What You'll Get
The Great Wall of China was constructed to keep roving packs of ancient pandas from absconding with the local cuisine. Succeed where the bears failed with today's Groupon: for $30, you get $60 worth of fine Chinese cuisine and drinks at Philippe Jericho.
The culinary artisans at Philippe Jericho, a Zagat-rated establishment, compose edible masterpieces from an elegant Chinese menu, putting a distinctive spin on familiar dishes. An appetizer of three peking duck spring rolls ($16) or the hand-pulled noodles enveloped in pork or veal bean sauce ($16) coaxes salivary glands from slumber. Entrees such as the nine seasons spicy prawns swimming in spicy sweet and sour sauce ($64) and the filet mignon with broccoli ($64) are plated for two to three, accommodating couples or Charlie's Angels. Guests can also tackle four pounds of crispy peking duck resting on a bed of house-made pancakes prepared by head chef Philippe Chow himself ($55). A warm apple-crumb tart crowned with caramel ice cream and caramel sauce or vanilla crème brûlée with almond biscotti cap off a well-traveled trip up the food pyramid.
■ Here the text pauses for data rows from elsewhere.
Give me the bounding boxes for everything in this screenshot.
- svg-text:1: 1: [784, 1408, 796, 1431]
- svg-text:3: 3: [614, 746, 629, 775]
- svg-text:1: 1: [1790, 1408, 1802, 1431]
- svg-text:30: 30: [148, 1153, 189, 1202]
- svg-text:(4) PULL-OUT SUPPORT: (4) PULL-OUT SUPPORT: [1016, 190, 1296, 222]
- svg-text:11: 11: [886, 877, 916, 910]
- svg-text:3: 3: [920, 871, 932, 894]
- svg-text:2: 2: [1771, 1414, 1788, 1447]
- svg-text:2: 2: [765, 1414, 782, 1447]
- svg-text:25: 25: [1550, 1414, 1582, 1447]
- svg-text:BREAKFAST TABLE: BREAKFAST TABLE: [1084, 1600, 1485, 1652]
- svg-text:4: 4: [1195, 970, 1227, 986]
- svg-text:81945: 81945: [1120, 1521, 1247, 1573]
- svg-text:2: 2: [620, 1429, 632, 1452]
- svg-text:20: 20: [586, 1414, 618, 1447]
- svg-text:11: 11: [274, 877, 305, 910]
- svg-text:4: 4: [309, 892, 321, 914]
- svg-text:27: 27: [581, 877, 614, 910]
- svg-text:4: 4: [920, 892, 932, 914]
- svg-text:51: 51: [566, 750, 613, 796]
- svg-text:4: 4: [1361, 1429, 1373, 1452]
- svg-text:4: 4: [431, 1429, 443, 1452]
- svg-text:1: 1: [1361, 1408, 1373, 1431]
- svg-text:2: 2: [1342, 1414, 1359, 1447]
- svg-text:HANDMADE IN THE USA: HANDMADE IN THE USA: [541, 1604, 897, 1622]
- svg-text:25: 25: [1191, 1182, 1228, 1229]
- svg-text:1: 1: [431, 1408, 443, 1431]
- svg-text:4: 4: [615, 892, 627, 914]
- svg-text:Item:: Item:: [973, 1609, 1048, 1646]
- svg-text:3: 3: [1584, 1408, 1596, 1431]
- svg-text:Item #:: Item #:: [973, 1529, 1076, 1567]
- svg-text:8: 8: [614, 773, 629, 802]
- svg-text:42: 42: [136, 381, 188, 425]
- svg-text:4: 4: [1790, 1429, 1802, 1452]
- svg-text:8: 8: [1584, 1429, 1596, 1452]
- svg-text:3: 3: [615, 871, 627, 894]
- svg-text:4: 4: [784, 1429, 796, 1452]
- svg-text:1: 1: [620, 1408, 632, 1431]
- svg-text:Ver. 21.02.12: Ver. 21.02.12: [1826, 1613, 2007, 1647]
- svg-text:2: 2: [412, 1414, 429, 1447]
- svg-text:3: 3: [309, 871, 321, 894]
The alluring, all-white interior and furnishings are broken up only by vibrant red accents and a wine cellar, where lucky diners can make their food a spectacle in the presence of thousands of corked onlookers. Philippe Jericho complements its extensive wine list with a range of specialty drinks such as the philipptini, a concoction of Absolut vodka, lychee, fresh-squeezed pineapple juice, triple sec, and splash of Chambord ($19) or the espresso martini with Illy issimo espresso, Absolut vodka, and Godiva chocolate liqueur ($19).
The Fine Print
Promotional value expires Oct 17, 2011. Amount paid never expires. Limit 1 per person, may buy 2 additional as gifts. Limit 1 per table. Limit 1 per visit. Reservation required. Not valid for specials or happy hour. Valid only at Jericho location. Merchant is solely responsible to purchasers for the care and quality of the advertised goods and services.
About Philippe Jericho
Philippe Jericho is built on the recipes of founder Philippe Chow, who brought his culinary flair to New York in 1979. While working in the steam-filled kitchen of a Manhattan eatery, the chef spent hours learning to make dim sum, developing proficiency in hand pulling noodles and training shrimp to pan fry themselves. Philippe eventually left to establish a gourmet-Eastern-eateries network in California, Florida, and New York. At the Jericho location, which has been repeatedly lauded by Zagat, diners scoop handcrafted noodles at white-clothed tables, surrounded by slender, modern wall sconces and waving ranks of alabaster orchids. In the dining room that Forbes magazine called "a sea of calm," crimson accents set off hues of red wines and fire trucks with their noses pressed jealously against the windows. Chef Chow passes on many of his recipes and techniques in an array of cooking classes.